Pares Ímpares

dois olhos, um só olhar

“O corpo é um campo de batalha”

Barbara Kruger

Nos pequenos espaços guardamos os grandes tesouros. Lembro desse dito popular para celebrar a inauguração da Galeria MaPa FOTO, dedicada à fotografia vintage, aquela produzida em preto e branco nos anos dourados da fotografia analógica.

A mostra PARES ÍMPARES – dois olhos um só olhar, exibe duas imagens de um mesmo artista. São duplas, ou pares, únicos e singulares, que não se conectam, daí a ideia de ímpares. O título da exposição remete a uma questão intrínseca à fotografia, ou seja, um interesse cultural expandido na construção de insinuações e interrogações visuais.

No pequeno espaço de 40 metros quadrados 20 imagens que sintetizam um passeio pela fotografia produzida no período 1930 e 1980. Cinco décadas intensas e ricas no fazer fotográfico, com uma incomum diversidade em relação aos processos de criação. E as fotografias, de alguma maneira, reconhecem o quanto é bela a observação e o estudo do corpo. Diferentes processos de investigação de base fotográfica sobre a anatomia humana.

Mario Baldi encontra o belo nos indígenas ancestrais das etnias Bororo e Carajá, que habitam o país. Alair Gomes e Alicia Rossi trazem o corpo exibido nas ruas e nas praias com a naturalidade e a forte atração provocada por esse lugar do acaso – pura invasão da intimidade no espaço público que atiça os desejos e consagra a beleza anônima. Pura sedução de um corpo que longe de transgredir as normas estéticas, inventa novas possibilidades formais.

Por outro lado, temos as fotomontagens de Francisco Aszman, húngaro de nascimento, que no Brasil veio a se tornar um ativo participante da prática fotoclubista. Sua fotografia busca colocar o corpo em suas formas clássicas em meio a uma teatralidade de influência surrealista, típica daquela praticada nos salões dos fotoclubes. Aliás, bem diferente da fotografia de Orlando Pilo Duarte, do Foto Cine Clube Bandeirante que dramatiza o corpo inserido nas manifestações coletivas – a parada militar e a celebração festiva urbana – flagradas com intensidade dramática e tenso contraste entre o preto e branco.

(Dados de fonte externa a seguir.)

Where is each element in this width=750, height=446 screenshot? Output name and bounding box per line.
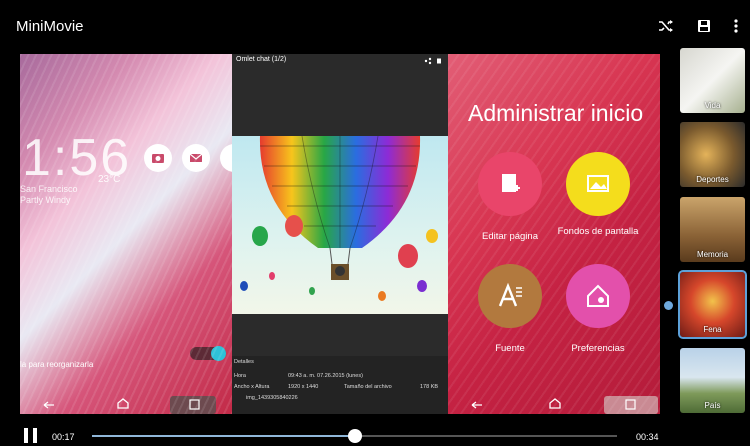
recents-chip [604,396,658,414]
wallpapers-button[interactable] [566,152,630,216]
selection-indicator [664,301,673,310]
top-bar: MiniMovie [0,0,750,52]
toggle-knob [211,346,226,361]
recents-icon [189,399,200,410]
more-vertical-icon[interactable] [728,18,744,34]
back-icon [471,401,482,409]
font-button[interactable] [478,264,542,328]
location-text: San Francisco [20,184,78,194]
balloon-photo[interactable] [232,136,448,314]
edit-page-label: Editar página [482,231,538,242]
save-icon[interactable] [696,18,712,34]
camera-button[interactable] [144,144,172,172]
font-label: Fuente [495,343,525,354]
edit-page-icon [502,174,520,192]
shuffle-icon[interactable] [658,18,674,34]
manage-home-title: Administrar inicio [468,100,644,126]
preferences-button[interactable] [566,264,630,328]
total-time: 00:34 [636,432,659,442]
balloon-image [240,136,438,301]
wallpaper-icon [587,175,609,192]
font-icon [498,282,522,307]
back-icon [43,401,54,409]
temperature-text: 23°C [98,174,121,185]
recents-icon [625,399,636,410]
mail-icon [189,153,203,162]
weather-block: San Francisco Partly Windy [20,184,78,206]
preferences-label: Preferencias [571,343,625,354]
lock-screen-panel: 1:56 23°C San Francisco Partly Windy la … [20,54,248,414]
thumbnail-label: Deportes [696,175,729,184]
seek-progress [92,435,355,437]
thumbnail-memoria[interactable]: Memoria [680,197,745,262]
wallpapers-label: Fondos de pantalla [557,226,639,237]
reorganize-hint: la para reorganizarla [20,360,94,369]
edit-page-button[interactable] [478,152,542,216]
photo-details: Detalles Hora 09:43 a. m. 07.26.2015 (lu… [232,356,448,414]
details-title: Detalles [234,359,254,365]
home-settings-icon [587,284,609,307]
weather-text: Partly Windy [20,195,71,205]
detail-time-label: Hora [234,373,246,379]
manage-home-panel: Administrar inicio Editar página Fondos … [448,54,660,414]
home-icon [117,398,129,409]
reorder-toggle[interactable] [190,346,226,361]
thumbnail-label: Fena [703,325,722,334]
thumbnail-vida[interactable]: Vida [680,48,745,113]
share-delete-icons[interactable] [424,57,442,65]
seek-thumb[interactable] [347,429,362,443]
gallery-header: Omlet chat (1/2) [232,54,448,70]
seek-bar[interactable] [92,429,617,443]
preview-stage: 1:56 23°C San Francisco Partly Windy la … [20,54,660,414]
thumbnail-deportes[interactable]: Deportes [680,122,745,187]
app-title: MiniMovie [16,18,84,35]
thumbnail-pais[interactable]: País [680,348,745,413]
current-time: 00:17 [52,432,75,442]
message-button[interactable] [182,144,210,172]
recents-chip [170,396,216,414]
gallery-title: Omlet chat (1/2) [236,56,287,63]
camera-icon [152,154,164,163]
thumbnail-label: País [704,401,721,410]
thumbnail-fena[interactable]: Fena [678,270,747,339]
nav-bar-right [471,396,658,414]
detail-filesize-value: 178 KB [420,384,439,390]
nav-bar-left [43,396,216,414]
player-bar: 00:17 00:34 [0,420,750,446]
clock-text: 1:56 [22,129,132,187]
detail-filesize-label: Tamaño del archivo [344,384,392,390]
thumbnail-label: Vida [704,101,721,110]
detail-size-label: Ancho x Altura [234,384,270,390]
pause-icon [24,428,28,443]
gallery-panel: Omlet chat (1/2) Detalles Hora 09:43 a. … [232,54,448,414]
detail-filename: img_1439305840226 [246,395,298,401]
thumbnail-label: Memoria [696,250,729,259]
detail-size-value: 1920 x 1440 [288,384,319,390]
home-icon [549,398,561,409]
detail-time-value: 09:43 a. m. 07.26.2015 (lunes) [288,373,363,379]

Helmut Newton, um dos maiores nomes da fotografia praticada nas décadas de 1980 e 1990, produz imagens menos espontâneas. Elaboradas a partir de um script e de uma encenação pré-visualizada. Mesmo assim, há uma ousadia fantasiosa que se aproxima do non sense em suas fotografias. Suas lindas mulheres no salto alto, estão inseridas em cenários ordinários que adentram o território do desejo e explicitam uma invenção artificiosa e extraordinária.

No conjunto, a exposição nos convida ao exercício imaginário do corpo, sem as amarras da convencão. Tanto no retrato de base antropológica do indígena Bororo (ou seria Carajá?), quanto nos flagrantes espontâneos do corpo livre no espaço urbano, como também na livre articulação do corpo encenado, podemos auferir a potência instigante do registro fotográfico — ora estático, ora instável e imprevisível.

As cópias vintage (de época) em preto e branco, gelatina e prata, valorizam ainda mais essas pérolas em exibição. Como as fotografias, as pérolas são valorizadas segundo características próprias: qualidade, tamanho, forma, superfície, cor. Cada uma dessas cópias aqui apresentadas, tem em seu formato uma singularidade própria, impressas em papéis diferentes, que permitem texturas diversas em sua superfície, acentuando algumas características da imagem.

Essas relações de semelhança entre fotografias de época, cópias analógicas, e pérolas, ambas muito raras, é para enfatizar a dificuldade de garimpá-las. E aqui estão elas em exibição na Galeria MaPa FOTO. Você nem precisa mergulhar profundamente para encontrá-las. Elas já estão prontas para serem exibidas em qualquer salão nobre.